Dans le cas où le filament recyclé est déjà utilisé, il devient difficile de répondre à la question. « Nous ne savons pas. On sait que tous les plastiques se dégradent (à des degrés divers) au cours du traitement (le recyclage comprend normalement le broyage, l’extrusion et parfois la composition des matériaux ). Ainsi, le recyclage des plastiques (lorsqu’il sera mis en œuvre) devra relever le défi des matériaux de 4e, 5e, 6e, etc. génération qui seraient en quelque sorte dégradés. Dans certains cas, il n’est pas réaliste d’atteindre la 4e génération et dans d’autres cas, il n’y a pas de problème du tout. Cela dépend fortement du type de plastique et des stabilisateurs ajoutés (additifs). Cela doit être étudié plus en détail », a déclaré M. Hinge.
Des avantages spécifiques pour la production de masse ?
Dès le début de cet article, l’objectif a été clairement défini : explorer si les matériaux d’impression 3D recyclés peuvent être une option viable dans l’utilisation de l’impression 3D comme outil de production de masse.
Le sujet a permis de sensibiliser aux méthodes utilisées par la communauté de l’impression 3D pour réduire les déchets plastiques dans l’environnement.
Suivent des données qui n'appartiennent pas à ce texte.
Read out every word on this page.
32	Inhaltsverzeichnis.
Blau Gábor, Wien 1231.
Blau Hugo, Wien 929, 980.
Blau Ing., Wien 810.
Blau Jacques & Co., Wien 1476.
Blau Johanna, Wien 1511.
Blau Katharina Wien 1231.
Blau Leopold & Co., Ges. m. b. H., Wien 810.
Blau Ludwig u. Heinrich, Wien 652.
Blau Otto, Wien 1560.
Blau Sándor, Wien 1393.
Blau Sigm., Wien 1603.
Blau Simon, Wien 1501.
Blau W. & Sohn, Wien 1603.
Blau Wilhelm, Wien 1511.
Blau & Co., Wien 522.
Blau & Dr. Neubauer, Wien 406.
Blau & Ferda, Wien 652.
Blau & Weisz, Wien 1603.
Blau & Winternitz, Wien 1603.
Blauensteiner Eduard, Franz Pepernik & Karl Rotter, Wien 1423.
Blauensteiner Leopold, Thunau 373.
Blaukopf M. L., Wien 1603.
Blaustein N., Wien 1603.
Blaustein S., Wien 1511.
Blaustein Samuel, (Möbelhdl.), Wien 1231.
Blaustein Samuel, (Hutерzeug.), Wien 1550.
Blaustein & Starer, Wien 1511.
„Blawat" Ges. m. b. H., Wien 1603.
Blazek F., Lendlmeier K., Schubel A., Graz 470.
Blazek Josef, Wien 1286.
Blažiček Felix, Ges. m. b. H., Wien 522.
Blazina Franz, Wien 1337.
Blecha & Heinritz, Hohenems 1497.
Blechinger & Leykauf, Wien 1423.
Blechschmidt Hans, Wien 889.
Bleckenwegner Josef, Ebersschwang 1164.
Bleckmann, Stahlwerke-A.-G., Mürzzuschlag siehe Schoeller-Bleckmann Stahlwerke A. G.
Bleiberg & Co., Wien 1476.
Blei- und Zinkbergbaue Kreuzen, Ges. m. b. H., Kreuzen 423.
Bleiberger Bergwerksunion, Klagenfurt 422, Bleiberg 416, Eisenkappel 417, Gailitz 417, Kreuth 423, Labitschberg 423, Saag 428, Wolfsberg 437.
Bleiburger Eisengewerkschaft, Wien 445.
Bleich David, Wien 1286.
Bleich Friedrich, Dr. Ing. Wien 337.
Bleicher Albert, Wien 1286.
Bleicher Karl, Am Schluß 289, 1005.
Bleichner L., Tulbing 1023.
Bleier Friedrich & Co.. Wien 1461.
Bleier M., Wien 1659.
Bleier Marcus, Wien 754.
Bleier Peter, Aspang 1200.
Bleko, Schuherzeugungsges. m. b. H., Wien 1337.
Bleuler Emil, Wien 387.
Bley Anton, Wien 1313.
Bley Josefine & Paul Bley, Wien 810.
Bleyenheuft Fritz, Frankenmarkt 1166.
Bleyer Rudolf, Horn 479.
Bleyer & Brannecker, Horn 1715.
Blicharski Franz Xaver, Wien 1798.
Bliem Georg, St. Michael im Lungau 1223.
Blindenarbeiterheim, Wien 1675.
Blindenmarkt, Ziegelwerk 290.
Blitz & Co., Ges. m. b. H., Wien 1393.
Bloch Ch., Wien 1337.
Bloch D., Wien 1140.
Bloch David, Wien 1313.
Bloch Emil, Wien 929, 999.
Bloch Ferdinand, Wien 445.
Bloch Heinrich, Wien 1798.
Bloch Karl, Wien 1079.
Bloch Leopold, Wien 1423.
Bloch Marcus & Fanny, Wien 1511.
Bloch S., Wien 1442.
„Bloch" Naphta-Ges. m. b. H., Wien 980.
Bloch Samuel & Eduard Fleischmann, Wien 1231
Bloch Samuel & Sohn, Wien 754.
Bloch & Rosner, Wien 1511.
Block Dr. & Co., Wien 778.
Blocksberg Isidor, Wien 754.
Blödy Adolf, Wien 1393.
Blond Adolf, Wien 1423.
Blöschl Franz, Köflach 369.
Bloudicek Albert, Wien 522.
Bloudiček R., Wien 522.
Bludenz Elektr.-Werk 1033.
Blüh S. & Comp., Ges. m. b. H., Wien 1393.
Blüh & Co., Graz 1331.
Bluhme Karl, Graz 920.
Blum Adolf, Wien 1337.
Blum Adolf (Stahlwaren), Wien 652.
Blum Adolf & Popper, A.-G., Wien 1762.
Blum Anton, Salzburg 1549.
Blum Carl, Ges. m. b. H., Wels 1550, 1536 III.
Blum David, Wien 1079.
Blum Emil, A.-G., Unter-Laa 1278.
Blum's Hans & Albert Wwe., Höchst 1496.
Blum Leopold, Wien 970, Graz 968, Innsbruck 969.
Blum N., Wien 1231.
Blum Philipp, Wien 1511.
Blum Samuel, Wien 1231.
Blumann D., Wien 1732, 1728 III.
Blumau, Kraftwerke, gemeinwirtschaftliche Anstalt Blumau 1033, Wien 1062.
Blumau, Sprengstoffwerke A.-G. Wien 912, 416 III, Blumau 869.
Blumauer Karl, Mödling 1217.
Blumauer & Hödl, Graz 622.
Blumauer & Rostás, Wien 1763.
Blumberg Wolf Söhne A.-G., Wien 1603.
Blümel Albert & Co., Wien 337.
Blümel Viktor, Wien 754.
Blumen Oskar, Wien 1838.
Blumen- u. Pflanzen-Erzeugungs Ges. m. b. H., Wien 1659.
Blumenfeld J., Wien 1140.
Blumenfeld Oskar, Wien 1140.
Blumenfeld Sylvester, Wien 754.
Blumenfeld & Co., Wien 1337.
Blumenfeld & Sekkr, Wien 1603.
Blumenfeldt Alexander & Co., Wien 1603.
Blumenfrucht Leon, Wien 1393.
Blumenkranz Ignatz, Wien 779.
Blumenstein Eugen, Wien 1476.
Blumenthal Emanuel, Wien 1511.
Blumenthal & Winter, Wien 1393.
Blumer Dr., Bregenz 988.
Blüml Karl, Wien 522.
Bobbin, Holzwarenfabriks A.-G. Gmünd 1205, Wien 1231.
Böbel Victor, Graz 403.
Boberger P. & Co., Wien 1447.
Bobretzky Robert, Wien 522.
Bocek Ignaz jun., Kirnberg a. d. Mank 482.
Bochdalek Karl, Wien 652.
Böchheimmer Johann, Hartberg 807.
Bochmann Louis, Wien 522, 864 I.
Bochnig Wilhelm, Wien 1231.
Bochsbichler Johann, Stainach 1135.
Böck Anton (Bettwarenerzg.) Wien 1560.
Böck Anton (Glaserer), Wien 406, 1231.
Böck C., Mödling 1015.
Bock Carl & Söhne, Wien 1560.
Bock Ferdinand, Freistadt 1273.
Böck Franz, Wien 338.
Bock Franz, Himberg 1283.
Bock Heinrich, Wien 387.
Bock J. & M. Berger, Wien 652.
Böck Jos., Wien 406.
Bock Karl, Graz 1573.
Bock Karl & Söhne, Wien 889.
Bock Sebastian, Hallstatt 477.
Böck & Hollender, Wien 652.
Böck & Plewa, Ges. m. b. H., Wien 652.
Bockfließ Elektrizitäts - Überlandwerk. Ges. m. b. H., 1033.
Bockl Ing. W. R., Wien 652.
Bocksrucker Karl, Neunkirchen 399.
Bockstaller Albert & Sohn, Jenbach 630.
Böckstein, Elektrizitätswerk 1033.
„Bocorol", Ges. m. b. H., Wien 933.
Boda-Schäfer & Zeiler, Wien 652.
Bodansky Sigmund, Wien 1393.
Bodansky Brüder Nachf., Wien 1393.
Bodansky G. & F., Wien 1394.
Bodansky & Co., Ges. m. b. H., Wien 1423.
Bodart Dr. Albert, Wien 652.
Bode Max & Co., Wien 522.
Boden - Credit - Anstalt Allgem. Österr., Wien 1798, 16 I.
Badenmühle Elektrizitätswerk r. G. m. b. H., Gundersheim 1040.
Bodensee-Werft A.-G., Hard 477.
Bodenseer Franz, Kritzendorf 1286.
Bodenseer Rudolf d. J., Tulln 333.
Il montre également un manque crucial de documentation sur le sujet malgré le petit nombre d’entreprises qui abordent cette question sur le marché. De plus, il montre une petite palette de matériaux recyclés disponibles pour des productions en série en tirant parti de l’impression 3D.
Bien que ces actions soient louables, les applications de matériaux recyclés pour l’industrie de l’impression 3D montrent une utilisation prédominante de ces filaments dans les projets de bricolage des makers. Bien que le sujet soit d’une importance capitale, un certain nombre de solutions doivent encore être déterminées pour faire de l’utilisation de matériaux recyclés pour l’impression 3D une alternative viable pour la production de masse ou les flux de production en série.
Ce dossier a été publié initialement dans le numéro d’avril 2020.